Apocalipsis mi culo (1): La gran estafa del calentamiento global

 

Por Laureano Benítez Grande-Caballero.

– El 22 de marzo de 1980 se erigió en Georgia (USA) un extraño monumento llamado «Georgia Guidestones», cuyo autor fue un misterioso personaje llamado R.C. Christian, seudónimo que remite claramente a la hermandad Rosacruz, creada en 1404, madre de casi todas las sociedades secretas de la actualidad.

El monumento viene a ser como una actualización de «Los 10 mandamientos» bíblicos, ya que en sus dos columnas se inscriben en varios idiomas los 10 principios de una «Edad de la Razón» ―¿el Nuevo Orden Mundial?―, que en apariencia son muy loables, excepto el primero: «Mantener a la humanidad bajo 500.000.000 en perpetuo equilibrio con la naturaleza».

Precisamente, el «segundo mandamiento» de las «Georgia Guidestones» enunciaba la necesidad de «Guiar sabiamente a la reproducción, mejorando la idoneidad y la diversidad». Si el primero consistía en limitar la población mundial a 500 millones, entonces hay que deducir que el propósito de ese «guiar sabiamente» tiene como objetivo lograr esa reducción. ¿Cómo? Los métodos tradicionales para reducir la población han sido las guerras y las pandemias. De conflictos bélicos siempre andamos muy bien surtidos, y, en cuanto a las pandemias, cada vez hay más sospechas fundadas de que los últimos virus que han surgido como amenazas para la salud mundial ―SIDA, Ébola, Zika― pueden haber sido diseñados en laboratorios.
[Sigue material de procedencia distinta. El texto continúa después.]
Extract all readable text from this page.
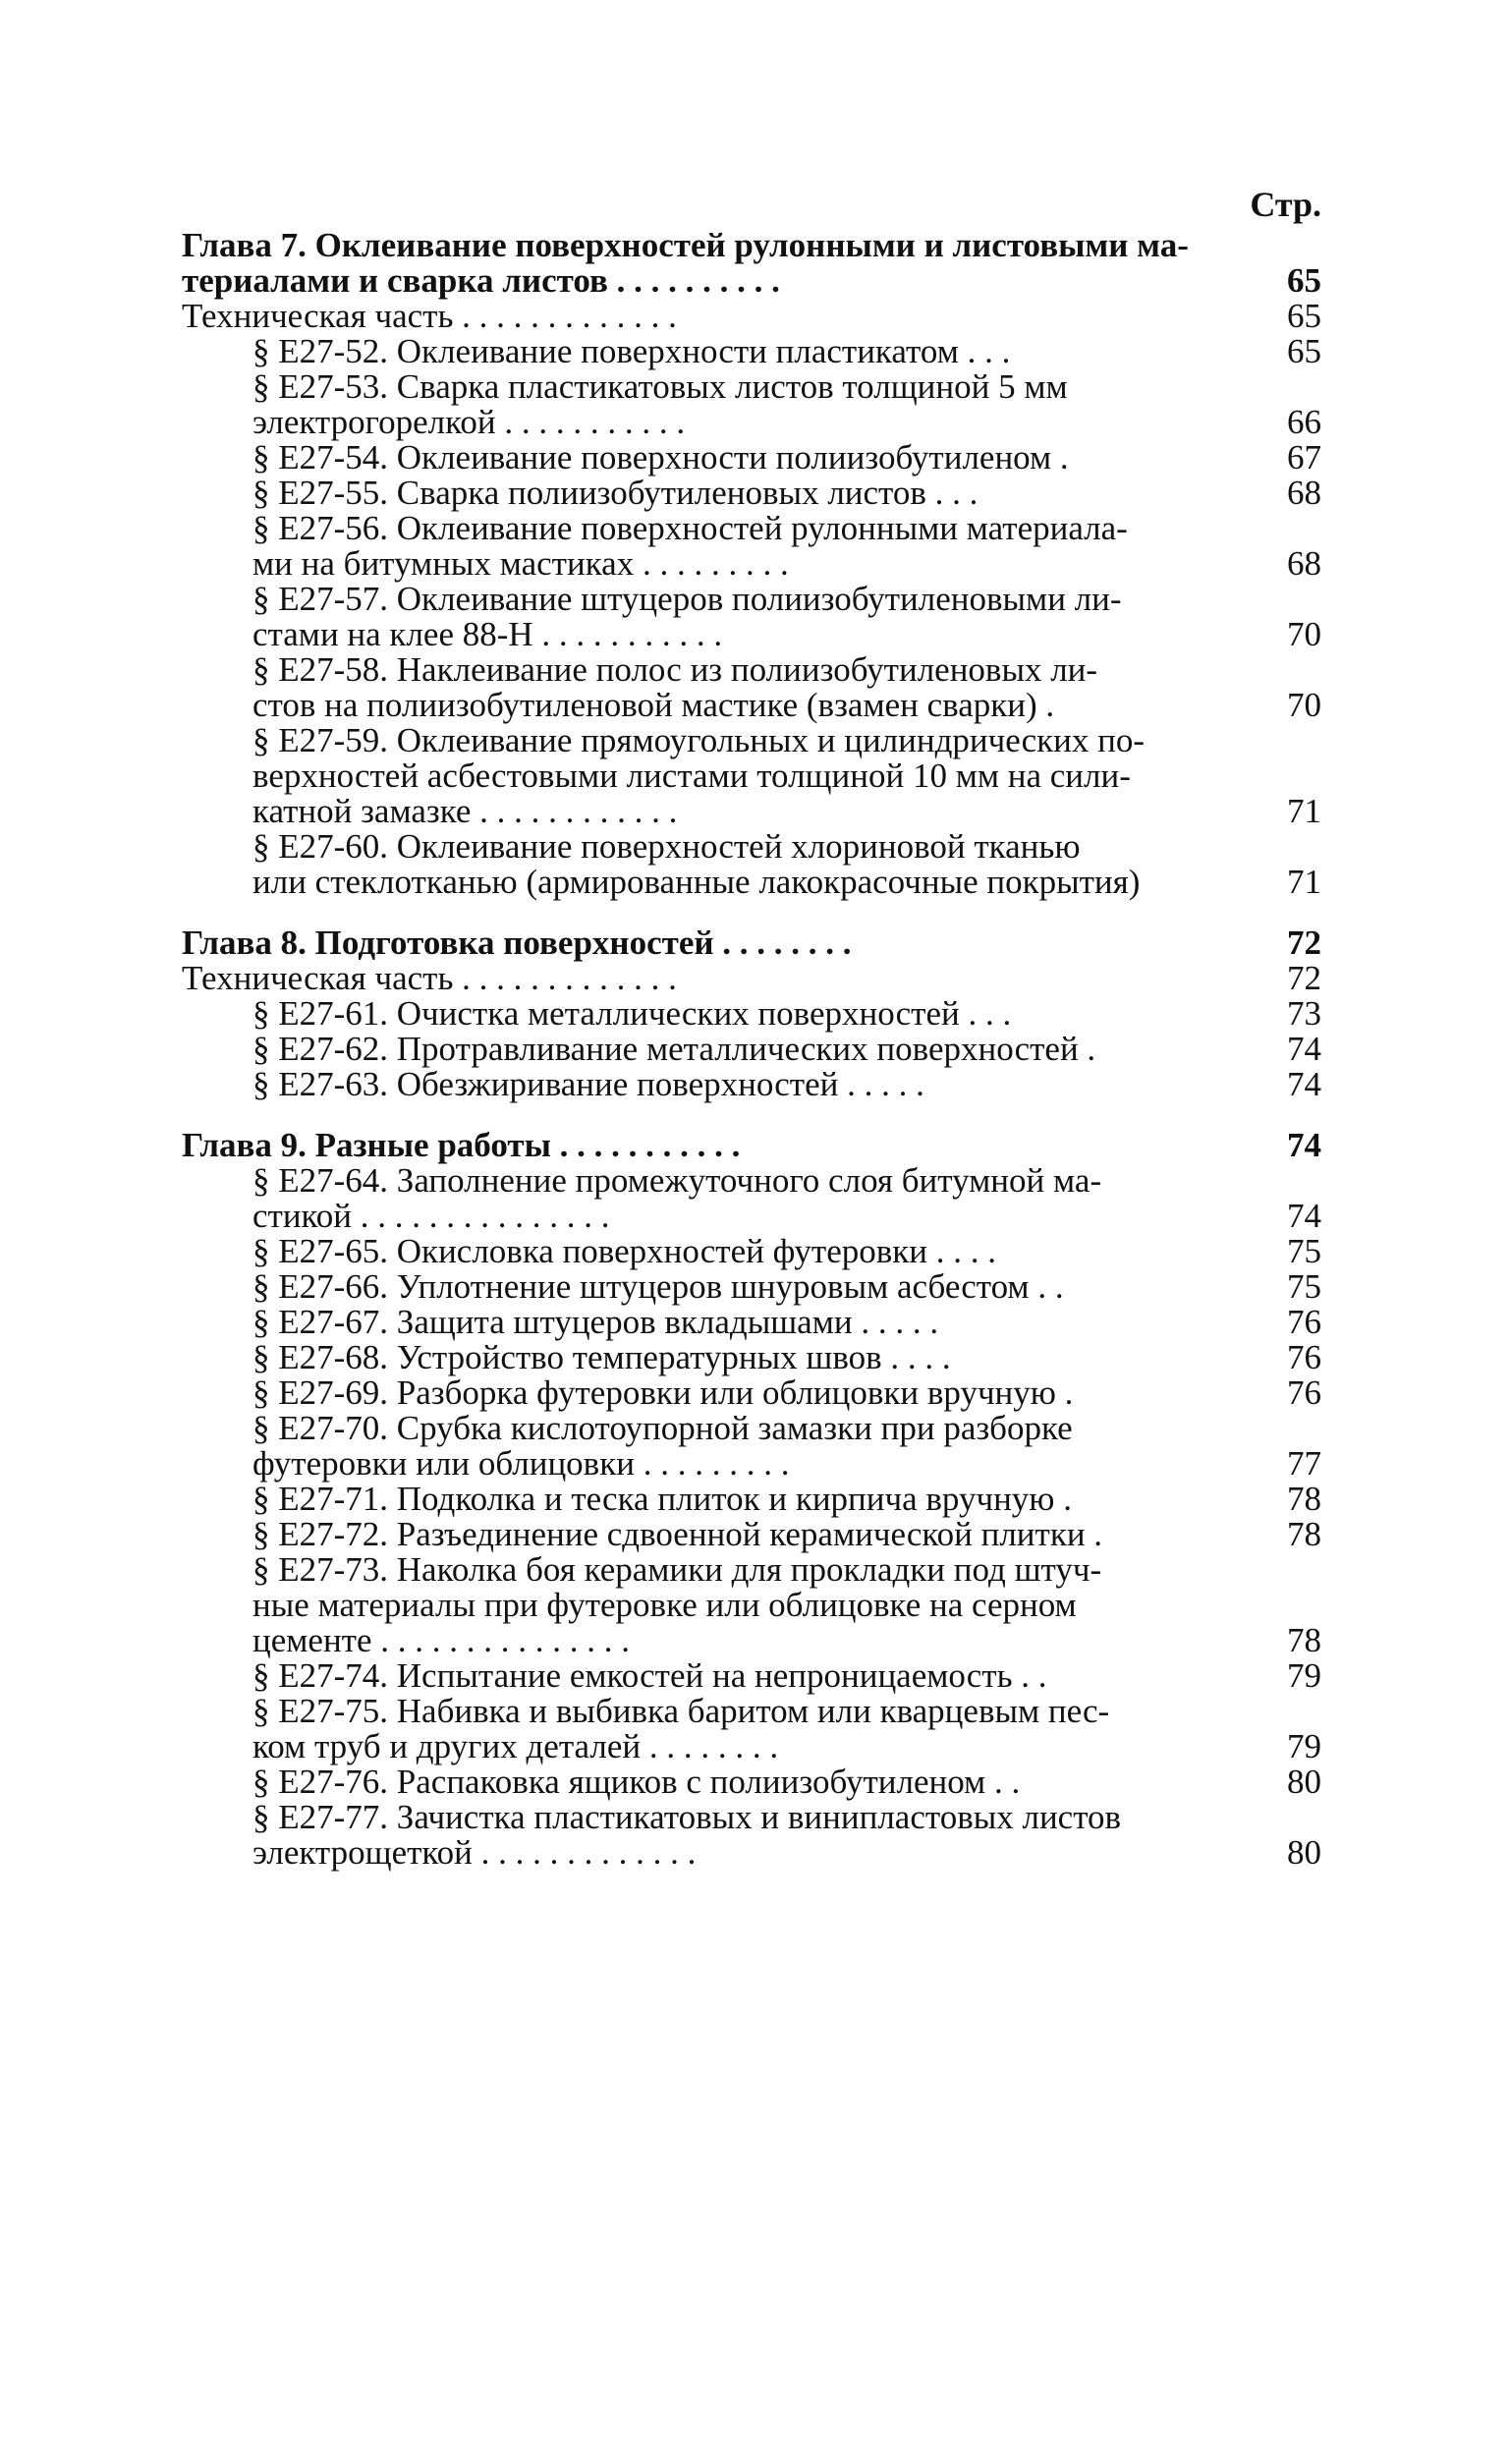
Стр.
Глава 7. Оклеивание поверхностей рулонными и листовыми ма-
териалами и сварка листов . . . . . . . . . .	65
Техническая часть . . . . . . . . . . . . .	65
§ Е27-52. Оклеивание поверхности пластикатом . . .	65
§ Е27-53. Сварка пластикатовых листов толщиной 5 мм
электрогорелкой . . . . . . . . . . .	66
§ Е27-54. Оклеивание поверхности полиизобутиленом .	67
§ Е27-55. Сварка полиизобутиленовых листов . . .	68
§ Е27-56. Оклеивание поверхностей рулонными материала-
ми на битумных мастиках . . . . . . . . .	68
§ Е27-57. Оклеивание штуцеров полиизобутиленовыми ли-
стами на клее 88-Н . . . . . . . . . . .	70
§ Е27-58. Наклеивание полос из полиизобутиленовых ли-
стов на полиизобутиленовой мастике (взамен сварки) .	70
§ Е27-59. Оклеивание прямоугольных и цилиндрических по-
верхностей асбестовыми листами толщиной 10 мм на сили-
катной замазке . . . . . . . . . . . .	71
§ Е27-60. Оклеивание поверхностей хлориновой тканью
или стеклотканью (армированные лакокрасочные покрытия)	71
Глава 8. Подготовка поверхностей . . . . . . . .	72
Техническая часть . . . . . . . . . . . . .	72
§ Е27-61. Очистка металлических поверхностей . . .	73
§ Е27-62. Протравливание металлических поверхностей .	74
§ Е27-63. Обезжиривание поверхностей . . . . .	74
Глава 9. Разные работы . . . . . . . . . . .	74
§ Е27-64. Заполнение промежуточного слоя битумной ма-
стикой . . . . . . . . . . . . . . .	74
§ Е27-65. Окисловка поверхностей футеровки . . . .	75
§ Е27-66. Уплотнение штуцеров шнуровым асбестом . .	75
§ Е27-67. Защита штуцеров вкладышами . . . . .	76
§ Е27-68. Устройство температурных швов . . . .	76
§ Е27-69. Разборка футеровки или облицовки вручную .	76
§ Е27-70. Срубка кислотоупорной замазки при разборке
футеровки или облицовки . . . . . . . . .	77
§ Е27-71. Подколка и теска плиток и кирпича вручную .	78
§ Е27-72. Разъединение сдвоенной керамической плитки .	78
§ Е27-73. Наколка боя керамики для прокладки под штуч-
ные материалы при футеровке или облицовке на серном
цементе . . . . . . . . . . . . . . .	78
§ Е27-74. Испытание емкостей на непроницаемость . .	79
§ Е27-75. Набивка и выбивка баритом или кварцевым пес-
ком труб и других деталей . . . . . . . .	79
§ Е27-76. Распаковка ящиков с полиизобутиленом . .	80
§ Е27-77. Зачистка пластикатовых и винипластовых листов
электрощеткой . . . . . . . . . . . . .	80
Pero a estas dos estrategias para disminuir las poblaciones se han añadido en la actualidad una amplia panoplia de nuevas herramientas de control demográfico, todas promovidas por los lunáticos del NOM: aborto masivo, eugenesia, eutanasia, feminismo misándrico, homosexualismo… y ecofascismo, el menos conocido de todos estos diabólicos métodos.

En efecto, el control demográfico que los plutócratas luciferinos están implantando en el mundo tiene otro de sus vórtices malignos en el ecologismo, que, de ser un movimiento loable de defensa del medio ambiente ante el exceso depredador del hombre se ha convertido en una malvada estrategia de control y dominación, y en otra herramienta más para reducir la población mundial.
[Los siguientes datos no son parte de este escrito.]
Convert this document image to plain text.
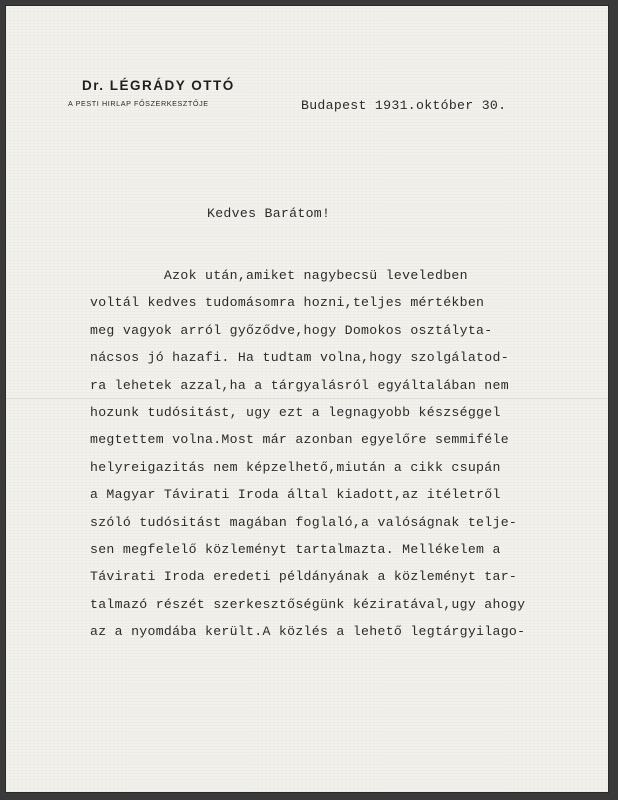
Dr. LÉGRÁDY OTTÓ
A PESTI HIRLAP FŐSZERKESZTŐJE	Budapest 1931.október 30.
Kedves Barátom!
Azok után,amiket nagybecsü leveledben
voltál kedves tudomásomra hozni,teljes mértékben
meg vagyok arról győződve,hogy Domokos osztályta-
nácsos jó hazafi. Ha tudtam volna,hogy szolgálatod-
ra lehetek azzal,ha a tárgyalásról egyáltalában nem
hozunk tudósitást, ugy ezt a legnagyobb készséggel
megtettem volna.Most már azonban egyelőre semmiféle
helyreigazitás nem képzelhető,miután a cikk csupán
a Magyar Távirati Iroda által kiadott,az itéletről
szóló tudósitást magában foglaló,a valóságnak telje-
sen megfelelő közleményt tartalmazta. Mellékelem a
Távirati Iroda eredeti példányának a közleményt tar-
talmazó részét szerkesztőségünk kéziratával,ugy ahogy
az a nyomdába került.A közlés a lehető legtárgyilago-
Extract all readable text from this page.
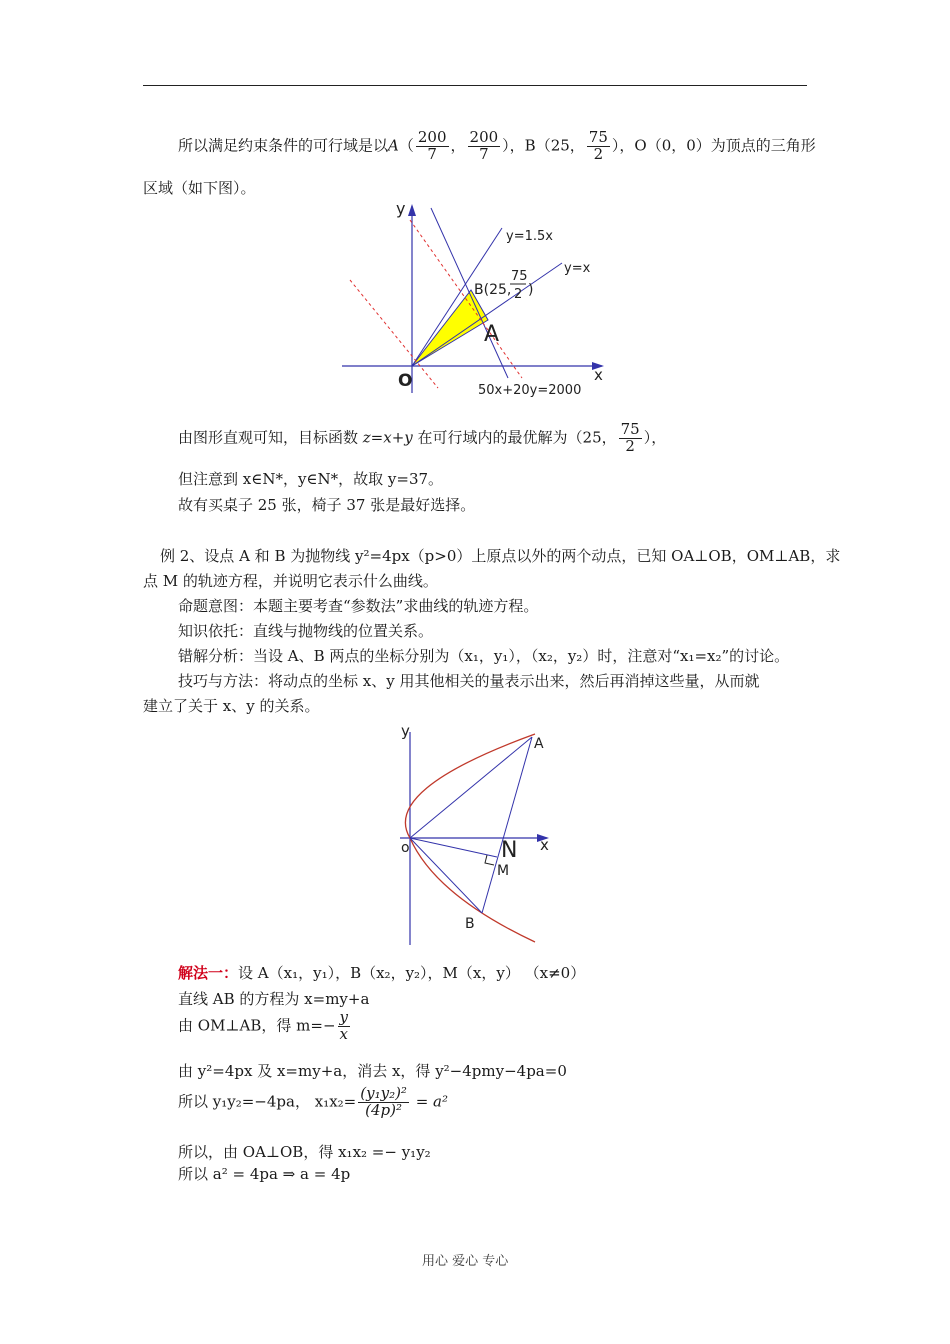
所以满足约束条件的可行域是以$A( \frac{200}{7}$ ， $\frac{200}{7}$ ），B（25， $\frac{75}{2}$ ），O（0，0）为顶点的三角形
区域（如下图）。
y
x
O
y=1.5x
y=x
B(25,
75
2 )
A
50x+20y=2000
由图形直观可知，目标函数 z=x+y 在可行域内的最优解为（25， $\frac{75}{2}$ ），
但注意到 x∈N*，y∈N*，故取 y=37。
故有买桌子 25 张，椅子 37 张是最好选择。
例 2、设点 A 和 B 为抛物线 y²=4px（p>0）上原点以外的两个动点，已知 OA⊥OB，OM⊥AB，求
点 M 的轨迹方程，并说明它表示什么曲线。
命题意图：本题主要考查“参数法”求曲线的轨迹方程。
知识依托：直线与抛物线的位置关系。
错解分析：当设 A、B 两点的坐标分别为（x₁，y₁），（x₂，y₂）时，注意对“x₁=x₂”的讨论。
技巧与方法：将动点的坐标 x、y 用其他相关的量表示出来，然后再消掉这些量，从而就
建立了关于 x、y 的关系。
y
x
o
A
B
N
M
解法一：设 A（x₁，y₁），B（x₂，y₂），M（x，y） （x≠0）
直线 AB 的方程为 x=my+a
由 OM⊥AB，得 $m=- \frac{y}{x}$
由 y²=4px 及 x=my+a，消去 x，得 y²−4pmy−4pa=0
所以 y₁y₂=−4pa， $x_1x_2= \frac{\text{(y₁y₂)²}}{\text{(4p)²}} = a^2$
所以，由 OA⊥OB，得 x₁x₂ =− y₁y₂
所以 a² = 4pa ⇒ a = 4p
用心 爱心 专心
«Desarrollo sostenible», es el mantra en el que se fundamenta este ecologismo espúreo, entresacado de la teoría demográfica del clérigo ingles Thomas Malthus (1776- 1834), quien afirmaba que el aumento de la población responde a una progresión geométrica, mientras que el incremento de los medios de subsistencia ocurre solo en progresión aritmética., lo cual tiene como corolario el hambre y la sobreexplotación de los recursos naturales, que son escasos e insuficientes para mantener una población en constante crecimiento.

Este «desarrollo sostenible» que los dementes psicópatas del globalismo presentan como la panacea para nuestro futuro lo fundamentan en la necesidad perentoria de frenar el llamado «cambio climático», cuyo fenómeno más característico sería el calentamiento global causado por la producción antropogénica de dióxido de carbono, gas contaminante producto de las combustiones al que acusan de ser una amenaza para la supervivencia de la humanidad. Sin embargo, cada vez es más sabido en los foros científicos que el calentamiento global no está causado por la actividad humana, sino que ese fenómeno se debe, lisa y llanamente, a cambios en la actividad solar, según unos ciclos astronómicos que se han dado ya algunas veces en la Historia, ciclos que provocan cambios en el clima. Por ejemplo, entre los años 1.000 y 1.500, la temperatura fue más cálida que en la actualidad, y el deshielo de los polos es un fenómeno cíclico, dándose el caso de que en tiempos pretéritos los casquetes polares eran más exiguos que en la actualidad.

Este aumento de la actividad solar provoca una mayor evaporación de las aguas, y este vapor es justamente el que produce un sobrecalentamiento del Planeta.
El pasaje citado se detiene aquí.